DazzleDuck SQL Commons

Core SQL intelligence and utility layer for the DazzleDuck SQL Server ecosystem.


Overview

DazzleDuck SQL Commons is a foundational library that provides query intelligence, execution helpers, and optimization utilities on top of embedded DuckDB.

This module is not a standalone server. Instead, it powers:

  • dazzleduck-sql-http
  • dazzleduck-sql-flight
  • Ingestion pipelines
  • Query planning and split execution
  • Authorization and policy enforcement

What Problems It Solves

Traditional JDBC utilities are insufficient for modern analytical workloads.

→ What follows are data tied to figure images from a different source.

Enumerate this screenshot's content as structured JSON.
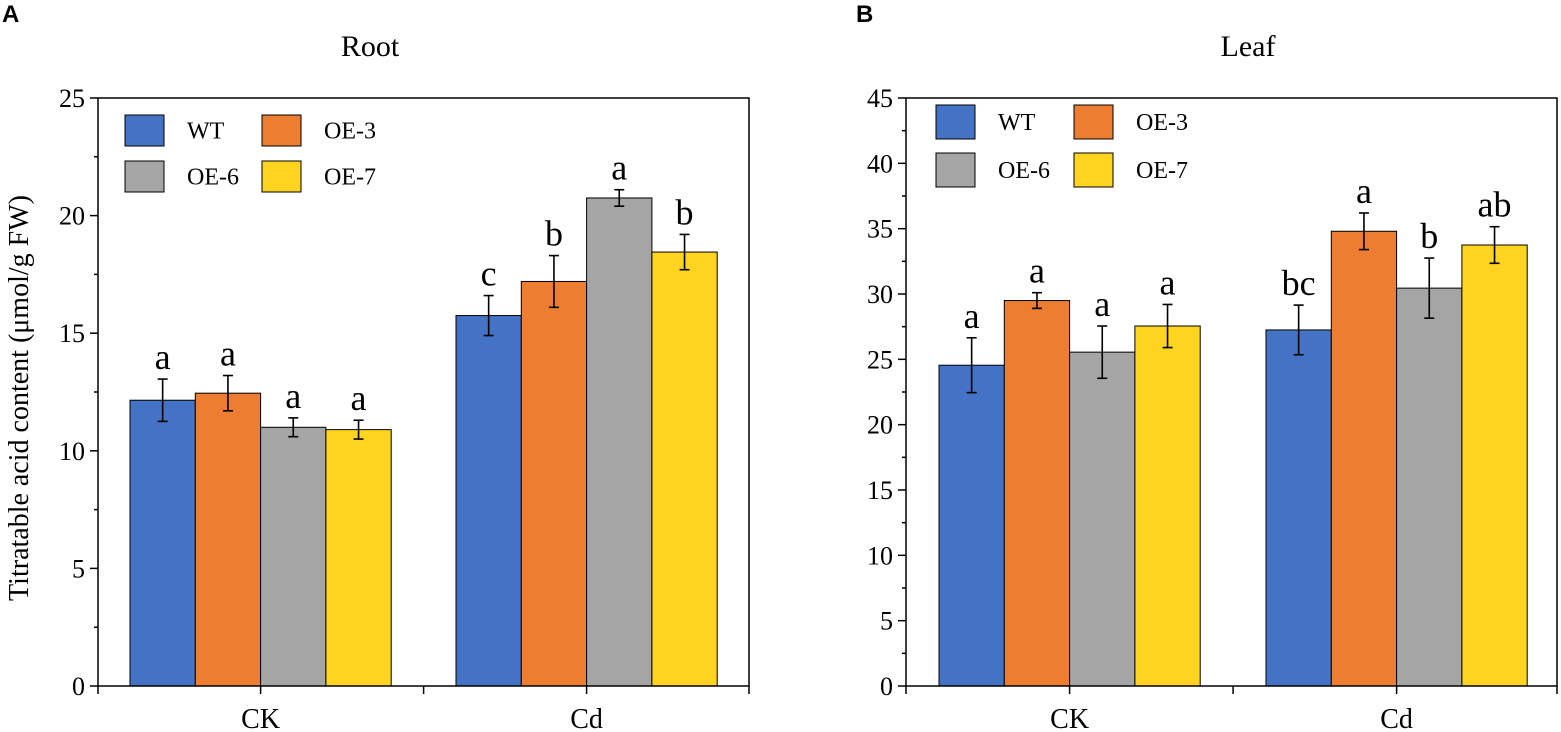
{
  "chart_data": [
    {
      "type": "bar",
      "panel_letter": "A",
      "title": "Root",
      "xlabel": "",
      "ylabel": "Titratable acid content (μmol/g FW)",
      "categories": [
        "CK",
        "Cd"
      ],
      "ylim": [
        0,
        25
      ],
      "yticks": [
        0,
        5,
        10,
        15,
        20,
        25
      ],
      "legend_position": "top-left",
      "series": [
        {
          "name": "WT",
          "color": "#4472C4",
          "values": [
            12.15,
            15.75
          ],
          "errors": [
            0.9,
            0.85
          ],
          "labels": [
            "a",
            "c"
          ]
        },
        {
          "name": "OE-3",
          "color": "#ED7D31",
          "values": [
            12.45,
            17.2
          ],
          "errors": [
            0.75,
            1.1
          ],
          "labels": [
            "a",
            "b"
          ]
        },
        {
          "name": "OE-6",
          "color": "#A5A5A5",
          "values": [
            11.0,
            20.75
          ],
          "errors": [
            0.4,
            0.35
          ],
          "labels": [
            "a",
            "a"
          ]
        },
        {
          "name": "OE-7",
          "color": "#FFD420",
          "values": [
            10.9,
            18.45
          ],
          "errors": [
            0.4,
            0.75
          ],
          "labels": [
            "a",
            "b"
          ]
        }
      ]
    },
    {
      "type": "bar",
      "panel_letter": "B",
      "title": "Leaf",
      "xlabel": "",
      "ylabel": "",
      "categories": [
        "CK",
        "Cd"
      ],
      "ylim": [
        0,
        45
      ],
      "yticks": [
        0,
        5,
        10,
        15,
        20,
        25,
        30,
        35,
        40,
        45
      ],
      "legend_position": "top-left",
      "series": [
        {
          "name": "WT",
          "color": "#4472C4",
          "values": [
            24.55,
            27.25
          ],
          "errors": [
            2.1,
            1.9
          ],
          "labels": [
            "a",
            "bc"
          ]
        },
        {
          "name": "OE-3",
          "color": "#ED7D31",
          "values": [
            29.5,
            34.8
          ],
          "errors": [
            0.6,
            1.4
          ],
          "labels": [
            "a",
            "a"
          ]
        },
        {
          "name": "OE-6",
          "color": "#A5A5A5",
          "values": [
            25.55,
            30.45
          ],
          "errors": [
            2.0,
            2.3
          ],
          "labels": [
            "a",
            "b"
          ]
        },
        {
          "name": "OE-7",
          "color": "#FFD420",
          "values": [
            27.55,
            33.75
          ],
          "errors": [
            1.65,
            1.4
          ],
          "labels": [
            "a",
            "ab"
          ]
        }
      ]
    }
  ]
}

SQL Commons adds:

  • Safe SQL rewriting (AST-based)
  • Query fingerprinting and similarity detection
  • Partition pruning (Hive / Delta Lake)
  • Embedded DuckDB connection lifecycle management
  • Arrow-native result streaming
  • Ingestion helpers for Parquet and Arrow

Key Capabilities

Connection Management

  • Embedded DuckDB pooling via ConnectionPool
  • Arrow streaming enabled by default
  • Automatic resource cleanup

SQL Transformation

  • Parse SQL into an AST
  • Rewrite queries safely
  • Normalize and canonicalize queries

Query Fingerprinting

  • Remove literals from predicates
  • Generate stable hashes for similar queries
  • Used for caching, analytics, and deduplication

Partition Pruning

  • Hive-style partition pruning
  • Delta Lake pruning
  • Predicate-based directory elimination

Ingestion Utilities

  • Arrow → Parquet helpers
  • Partitioned writes
  • Transformation-aware ingestion

Where It Is Used

SQL Commons is the query brain of DazzleDuck.

All planning, pruning, transformation, and ingestion intelligence flows through this module.